I thought I was ready, owned 2 generators, had even switched my water well pump from the below ground 220 volt pump to 110 volt pump above ground, so I could run it off of my large power inverter if needed. Military background and so on. However, once I received all of the James Wesley, Rawles books on audio, I became schooled up on how I really did have a long way to go, to get up to speed. My long drive to work actually was now a treat, as I would get in my truck, I couldn’t wait to see what I might learn on my ride this time while listening to the Patriot series.
Fast forward, living an hour from the coast in SC, when Irma was about to hit…no worries. Not to sound uncaring, but I could just sit on the porch and watch the world burn down around me.
And to think, a year ago, I had never heard of James Wesley, Rawles. Thank you Mr. Rawles and thank you to the whole Survival Blog team.
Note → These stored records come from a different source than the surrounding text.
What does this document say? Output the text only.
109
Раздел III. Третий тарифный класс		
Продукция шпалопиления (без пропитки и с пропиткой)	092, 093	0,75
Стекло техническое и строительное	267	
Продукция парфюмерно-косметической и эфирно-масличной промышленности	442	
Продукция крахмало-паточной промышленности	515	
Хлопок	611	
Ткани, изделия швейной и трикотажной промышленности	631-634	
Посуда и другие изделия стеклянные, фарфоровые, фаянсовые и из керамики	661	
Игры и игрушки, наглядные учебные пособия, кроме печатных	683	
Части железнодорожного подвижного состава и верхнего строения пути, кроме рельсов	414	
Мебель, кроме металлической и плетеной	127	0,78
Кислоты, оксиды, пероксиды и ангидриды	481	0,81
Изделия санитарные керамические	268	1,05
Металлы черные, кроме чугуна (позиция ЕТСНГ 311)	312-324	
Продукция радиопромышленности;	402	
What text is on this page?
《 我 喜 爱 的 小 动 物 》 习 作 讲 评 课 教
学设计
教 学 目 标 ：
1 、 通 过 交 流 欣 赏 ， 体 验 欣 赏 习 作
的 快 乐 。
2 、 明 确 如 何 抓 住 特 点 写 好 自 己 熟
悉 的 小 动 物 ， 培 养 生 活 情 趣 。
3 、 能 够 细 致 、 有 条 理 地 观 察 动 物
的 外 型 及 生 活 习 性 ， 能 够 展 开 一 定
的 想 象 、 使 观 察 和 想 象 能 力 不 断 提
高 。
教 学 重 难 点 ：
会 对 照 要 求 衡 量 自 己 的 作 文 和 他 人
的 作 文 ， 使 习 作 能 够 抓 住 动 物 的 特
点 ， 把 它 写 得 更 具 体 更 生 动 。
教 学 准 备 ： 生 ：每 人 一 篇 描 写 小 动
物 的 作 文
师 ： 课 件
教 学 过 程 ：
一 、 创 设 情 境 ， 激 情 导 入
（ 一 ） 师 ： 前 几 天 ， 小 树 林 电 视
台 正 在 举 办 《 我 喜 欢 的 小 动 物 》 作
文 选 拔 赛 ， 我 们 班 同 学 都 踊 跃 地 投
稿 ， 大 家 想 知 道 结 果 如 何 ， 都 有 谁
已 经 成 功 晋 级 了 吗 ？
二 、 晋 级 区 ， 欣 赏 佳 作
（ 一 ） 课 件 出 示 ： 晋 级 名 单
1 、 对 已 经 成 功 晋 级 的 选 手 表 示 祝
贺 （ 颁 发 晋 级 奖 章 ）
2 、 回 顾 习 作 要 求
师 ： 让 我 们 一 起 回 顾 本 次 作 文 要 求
JWR, I believe if I were you I would consider Old Huey Driver’s acknowledgement that you were the reason for his current excellent preparedness situation as the highest complement. I thank you too!
I was lucky enough to arrive on August 26th to the East Coast of FL…Thanks JWR, I knew just what to do. In short order we had the water, food, solar charging units, lights and from Tuesday on we just watched. We were out of gas around here on Tuesday evening, Glad we made it through as well as we did…….
Voice and internet will often fail, but text messaging will often remain usable. The reason is that the former need a constant connection to operate; text needs only a few milliseconds to transmit or receive. If a tower has power, or if it can connect to a farther tower with even a week signal, it might get through.
I worked at Sprint during Katrina. Those towers are built with bad weather in mind. Just not Cat 5 hurricanes and tornadoes. But most have independent generators onsite.